Snyk's real strength is IDE integration. The VS Code extension shows findings inline as you type, with explanations and fix suggestions. This is faster feedback than waiting for CI.

// .vscode/settings.json
{
  "snyk.features.codeSecurity": true,
  "snyk.features.codeQuality": true,
  "snyk.features.openSourceSecurity": true,
  "snyk.severity": {
    "critical": true,
    "high": true,
    "medium": true,
    "low": false
  }
}

Building a Defense-in-Depth Pipeline

No single tool catches everything. The practical approach is to layer them:

IDE (real-time): Snyk Code or Semgrep LSP -- immediate feedback while typing
Pre-commit: Semgrep with your custom rules -- fast, catches obvious issues
CI (pull request): Semgrep (full ruleset) + CodeQL -- comprehensive analysis before merge
Nightly: SonarQube -- track trends, enforce quality gates on the full codebase

# .pre-commit-config.yaml
repos:
  - repo: https://github.com/semgrep/semgrep
    rev: v1.60.0
    hooks:
      - id: semgrep
        args: ['--config', 'auto', '--config', '.semgrep/', '--error']

Handling False Positives

Every static analysis tool produces false positives.
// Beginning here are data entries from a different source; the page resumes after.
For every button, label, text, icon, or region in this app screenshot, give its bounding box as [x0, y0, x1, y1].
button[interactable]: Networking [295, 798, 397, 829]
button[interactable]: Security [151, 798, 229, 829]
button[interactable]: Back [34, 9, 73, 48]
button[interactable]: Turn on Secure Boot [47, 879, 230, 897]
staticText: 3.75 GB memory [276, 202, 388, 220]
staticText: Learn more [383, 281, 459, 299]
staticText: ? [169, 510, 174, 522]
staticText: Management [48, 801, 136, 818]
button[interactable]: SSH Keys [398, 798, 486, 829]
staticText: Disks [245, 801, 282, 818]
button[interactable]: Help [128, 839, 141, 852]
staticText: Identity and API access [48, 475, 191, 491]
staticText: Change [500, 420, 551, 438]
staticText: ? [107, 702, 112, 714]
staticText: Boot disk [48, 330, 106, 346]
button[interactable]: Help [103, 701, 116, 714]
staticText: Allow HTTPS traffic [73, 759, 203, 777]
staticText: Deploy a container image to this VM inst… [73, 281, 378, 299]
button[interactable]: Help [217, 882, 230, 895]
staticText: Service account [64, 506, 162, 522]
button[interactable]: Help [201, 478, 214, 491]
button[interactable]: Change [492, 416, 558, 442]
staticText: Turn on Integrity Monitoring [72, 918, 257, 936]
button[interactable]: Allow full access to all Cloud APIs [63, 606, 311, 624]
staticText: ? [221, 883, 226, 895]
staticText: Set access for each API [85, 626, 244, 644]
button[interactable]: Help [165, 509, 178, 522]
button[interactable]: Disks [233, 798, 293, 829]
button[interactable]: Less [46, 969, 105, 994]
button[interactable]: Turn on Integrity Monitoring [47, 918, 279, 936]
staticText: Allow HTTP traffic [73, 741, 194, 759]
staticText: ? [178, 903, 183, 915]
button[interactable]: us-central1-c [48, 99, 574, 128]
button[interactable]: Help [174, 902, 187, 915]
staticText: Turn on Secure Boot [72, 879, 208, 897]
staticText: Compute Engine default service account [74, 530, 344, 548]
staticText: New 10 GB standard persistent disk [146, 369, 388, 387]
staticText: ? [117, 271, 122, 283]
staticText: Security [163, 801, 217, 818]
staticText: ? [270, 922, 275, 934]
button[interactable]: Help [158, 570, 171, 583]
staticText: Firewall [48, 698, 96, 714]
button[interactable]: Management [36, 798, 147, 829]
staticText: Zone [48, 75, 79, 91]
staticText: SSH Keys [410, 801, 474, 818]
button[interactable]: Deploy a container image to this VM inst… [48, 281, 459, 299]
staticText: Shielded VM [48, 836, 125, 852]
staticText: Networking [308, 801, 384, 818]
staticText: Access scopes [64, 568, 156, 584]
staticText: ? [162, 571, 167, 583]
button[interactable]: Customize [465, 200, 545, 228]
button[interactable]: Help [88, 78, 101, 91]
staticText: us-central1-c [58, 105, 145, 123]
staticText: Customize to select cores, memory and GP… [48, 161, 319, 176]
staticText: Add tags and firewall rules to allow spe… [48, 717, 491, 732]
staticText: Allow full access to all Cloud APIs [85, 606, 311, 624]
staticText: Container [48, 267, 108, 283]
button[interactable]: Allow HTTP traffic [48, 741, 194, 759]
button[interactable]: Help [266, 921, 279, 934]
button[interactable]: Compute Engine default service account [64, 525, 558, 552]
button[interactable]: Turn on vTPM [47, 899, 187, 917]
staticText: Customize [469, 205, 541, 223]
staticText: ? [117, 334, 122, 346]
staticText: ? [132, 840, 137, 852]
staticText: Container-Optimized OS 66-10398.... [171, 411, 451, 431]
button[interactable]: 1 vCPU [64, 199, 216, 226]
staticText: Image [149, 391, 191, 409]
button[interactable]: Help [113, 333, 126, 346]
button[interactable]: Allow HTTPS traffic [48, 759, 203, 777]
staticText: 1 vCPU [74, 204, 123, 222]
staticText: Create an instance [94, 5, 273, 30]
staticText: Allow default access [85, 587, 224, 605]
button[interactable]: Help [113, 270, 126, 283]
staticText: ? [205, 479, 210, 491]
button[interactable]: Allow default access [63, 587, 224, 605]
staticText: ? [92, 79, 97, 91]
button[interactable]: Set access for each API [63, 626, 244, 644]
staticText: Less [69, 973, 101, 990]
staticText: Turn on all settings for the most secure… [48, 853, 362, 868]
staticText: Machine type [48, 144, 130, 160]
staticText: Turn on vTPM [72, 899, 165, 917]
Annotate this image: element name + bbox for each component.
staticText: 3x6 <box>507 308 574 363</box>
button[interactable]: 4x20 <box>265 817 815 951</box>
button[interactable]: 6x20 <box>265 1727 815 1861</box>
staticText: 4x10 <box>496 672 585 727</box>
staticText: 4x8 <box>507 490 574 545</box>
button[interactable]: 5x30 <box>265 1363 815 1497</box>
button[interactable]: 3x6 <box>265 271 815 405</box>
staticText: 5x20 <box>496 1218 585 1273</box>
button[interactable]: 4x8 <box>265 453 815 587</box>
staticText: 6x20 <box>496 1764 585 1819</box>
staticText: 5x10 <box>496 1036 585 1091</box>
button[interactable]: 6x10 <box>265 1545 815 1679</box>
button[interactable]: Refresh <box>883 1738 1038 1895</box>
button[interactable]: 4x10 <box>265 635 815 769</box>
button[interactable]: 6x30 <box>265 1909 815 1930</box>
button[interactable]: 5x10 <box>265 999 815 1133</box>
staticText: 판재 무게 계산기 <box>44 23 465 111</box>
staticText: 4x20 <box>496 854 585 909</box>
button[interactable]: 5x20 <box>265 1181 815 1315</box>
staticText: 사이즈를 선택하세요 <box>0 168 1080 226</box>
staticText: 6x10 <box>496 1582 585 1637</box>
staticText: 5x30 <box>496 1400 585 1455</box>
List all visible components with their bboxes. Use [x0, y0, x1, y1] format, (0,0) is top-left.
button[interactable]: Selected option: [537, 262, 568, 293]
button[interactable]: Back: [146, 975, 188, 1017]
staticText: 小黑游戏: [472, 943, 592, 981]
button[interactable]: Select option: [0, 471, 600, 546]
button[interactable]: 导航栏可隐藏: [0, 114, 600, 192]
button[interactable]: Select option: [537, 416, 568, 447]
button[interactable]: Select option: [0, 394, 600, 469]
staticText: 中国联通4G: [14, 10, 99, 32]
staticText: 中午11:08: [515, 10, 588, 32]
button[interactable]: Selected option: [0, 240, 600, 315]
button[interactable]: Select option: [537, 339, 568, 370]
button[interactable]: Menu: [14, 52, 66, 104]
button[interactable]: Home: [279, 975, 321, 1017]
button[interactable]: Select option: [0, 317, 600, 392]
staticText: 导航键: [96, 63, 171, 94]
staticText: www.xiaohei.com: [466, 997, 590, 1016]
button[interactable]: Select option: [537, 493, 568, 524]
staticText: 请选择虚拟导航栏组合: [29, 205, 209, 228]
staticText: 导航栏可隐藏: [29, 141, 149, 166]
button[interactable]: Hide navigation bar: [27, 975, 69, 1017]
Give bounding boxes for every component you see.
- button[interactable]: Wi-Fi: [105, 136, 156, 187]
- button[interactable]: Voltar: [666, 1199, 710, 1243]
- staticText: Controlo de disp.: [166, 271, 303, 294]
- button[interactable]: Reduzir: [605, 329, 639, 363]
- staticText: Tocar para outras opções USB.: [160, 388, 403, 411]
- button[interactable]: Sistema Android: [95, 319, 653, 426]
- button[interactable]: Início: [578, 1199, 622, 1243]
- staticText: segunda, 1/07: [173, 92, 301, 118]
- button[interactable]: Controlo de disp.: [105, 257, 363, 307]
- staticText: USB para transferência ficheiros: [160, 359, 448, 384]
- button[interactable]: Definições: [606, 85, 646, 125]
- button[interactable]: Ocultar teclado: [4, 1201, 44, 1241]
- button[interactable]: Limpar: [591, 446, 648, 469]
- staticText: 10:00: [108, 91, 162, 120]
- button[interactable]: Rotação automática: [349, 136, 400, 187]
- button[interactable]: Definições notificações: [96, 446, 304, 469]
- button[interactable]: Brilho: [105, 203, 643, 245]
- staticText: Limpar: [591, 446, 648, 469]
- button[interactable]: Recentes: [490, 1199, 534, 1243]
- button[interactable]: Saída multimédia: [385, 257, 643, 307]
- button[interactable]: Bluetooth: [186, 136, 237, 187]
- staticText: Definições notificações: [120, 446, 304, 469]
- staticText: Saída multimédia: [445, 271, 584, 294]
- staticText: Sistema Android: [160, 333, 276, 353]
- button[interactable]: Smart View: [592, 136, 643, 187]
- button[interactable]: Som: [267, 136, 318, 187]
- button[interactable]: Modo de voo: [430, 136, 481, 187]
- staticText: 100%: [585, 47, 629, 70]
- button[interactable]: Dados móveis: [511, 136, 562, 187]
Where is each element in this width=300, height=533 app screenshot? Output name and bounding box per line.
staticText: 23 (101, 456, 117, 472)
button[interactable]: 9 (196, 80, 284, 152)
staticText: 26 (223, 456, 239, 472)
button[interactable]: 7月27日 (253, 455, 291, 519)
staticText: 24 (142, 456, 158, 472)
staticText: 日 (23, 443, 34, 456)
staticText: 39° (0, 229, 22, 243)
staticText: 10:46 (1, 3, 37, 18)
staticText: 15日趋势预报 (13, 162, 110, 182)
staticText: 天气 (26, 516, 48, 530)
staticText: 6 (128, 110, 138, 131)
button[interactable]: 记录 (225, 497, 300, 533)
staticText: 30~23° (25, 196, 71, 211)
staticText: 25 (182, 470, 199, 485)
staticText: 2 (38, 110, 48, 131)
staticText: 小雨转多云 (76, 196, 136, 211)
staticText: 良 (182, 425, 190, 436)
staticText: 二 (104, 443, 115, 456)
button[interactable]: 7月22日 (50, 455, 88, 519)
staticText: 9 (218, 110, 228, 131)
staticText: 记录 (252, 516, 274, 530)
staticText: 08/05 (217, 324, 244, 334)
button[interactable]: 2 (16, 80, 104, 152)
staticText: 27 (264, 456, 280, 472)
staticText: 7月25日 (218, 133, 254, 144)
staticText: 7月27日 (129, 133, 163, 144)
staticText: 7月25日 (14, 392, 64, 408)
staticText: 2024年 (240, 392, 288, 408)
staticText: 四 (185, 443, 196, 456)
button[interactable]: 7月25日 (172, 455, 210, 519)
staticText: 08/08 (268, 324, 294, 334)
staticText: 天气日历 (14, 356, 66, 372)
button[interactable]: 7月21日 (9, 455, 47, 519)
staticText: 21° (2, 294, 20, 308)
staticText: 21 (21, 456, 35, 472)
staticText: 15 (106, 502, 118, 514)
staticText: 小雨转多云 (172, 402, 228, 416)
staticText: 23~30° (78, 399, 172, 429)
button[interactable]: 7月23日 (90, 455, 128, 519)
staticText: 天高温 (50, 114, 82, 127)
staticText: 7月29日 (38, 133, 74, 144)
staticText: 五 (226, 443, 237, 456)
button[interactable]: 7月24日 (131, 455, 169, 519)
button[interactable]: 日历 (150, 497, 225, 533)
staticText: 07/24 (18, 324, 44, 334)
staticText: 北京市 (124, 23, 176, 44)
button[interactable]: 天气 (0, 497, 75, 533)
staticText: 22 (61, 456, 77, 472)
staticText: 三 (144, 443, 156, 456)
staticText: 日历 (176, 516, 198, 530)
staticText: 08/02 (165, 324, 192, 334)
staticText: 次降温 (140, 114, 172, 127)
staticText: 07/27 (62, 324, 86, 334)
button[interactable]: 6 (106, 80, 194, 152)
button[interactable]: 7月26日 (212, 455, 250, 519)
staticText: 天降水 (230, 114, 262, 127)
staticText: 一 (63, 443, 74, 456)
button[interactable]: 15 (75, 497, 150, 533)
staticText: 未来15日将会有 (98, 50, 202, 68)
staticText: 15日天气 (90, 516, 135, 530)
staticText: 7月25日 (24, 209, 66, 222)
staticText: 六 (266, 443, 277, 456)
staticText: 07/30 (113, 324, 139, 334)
Have a clear process:

// Semgrep: inline suppression
// nosemgrep: no-raw-sql-queries
const result = db.query(`SELECT * FROM ${tableName}`, []);

// CodeQL: suppression in codeql-config.yml
// SonarQube: mark as "Won't Fix" in the UI with a comment explaining why

Keep a .semgrepignore file for paths that do not need scanning (generated code, vendor directories, test fixtures):

# .semgrepignore
vendor/
generated/
**/testdata/
*.min.js

Which Tool to Start With

Start with Semgrep if you want fast results with minimal setup. You can be scanning your codebase in five minutes and writing custom rules in an afternoon. It is the highest return on investment for most teams.

Add CodeQL if you are on GitHub and want deep vulnerability analysis. The default queries catch real bugs, and it is free for open-source.

Add SonarQube if your organization needs code quality dashboards, trend tracking, and quality gates. It is a management tool as much as a developer tool.

Add Snyk Code if you want real-time IDE feedback and your team is willing to pay for it.

The tools are complementary, not competing. Semgrep catches pattern-based issues fast. CodeQL catches data flow issues deep. SonarQube tracks quality over time. Running all of them is not overkill -- it is defense in depth.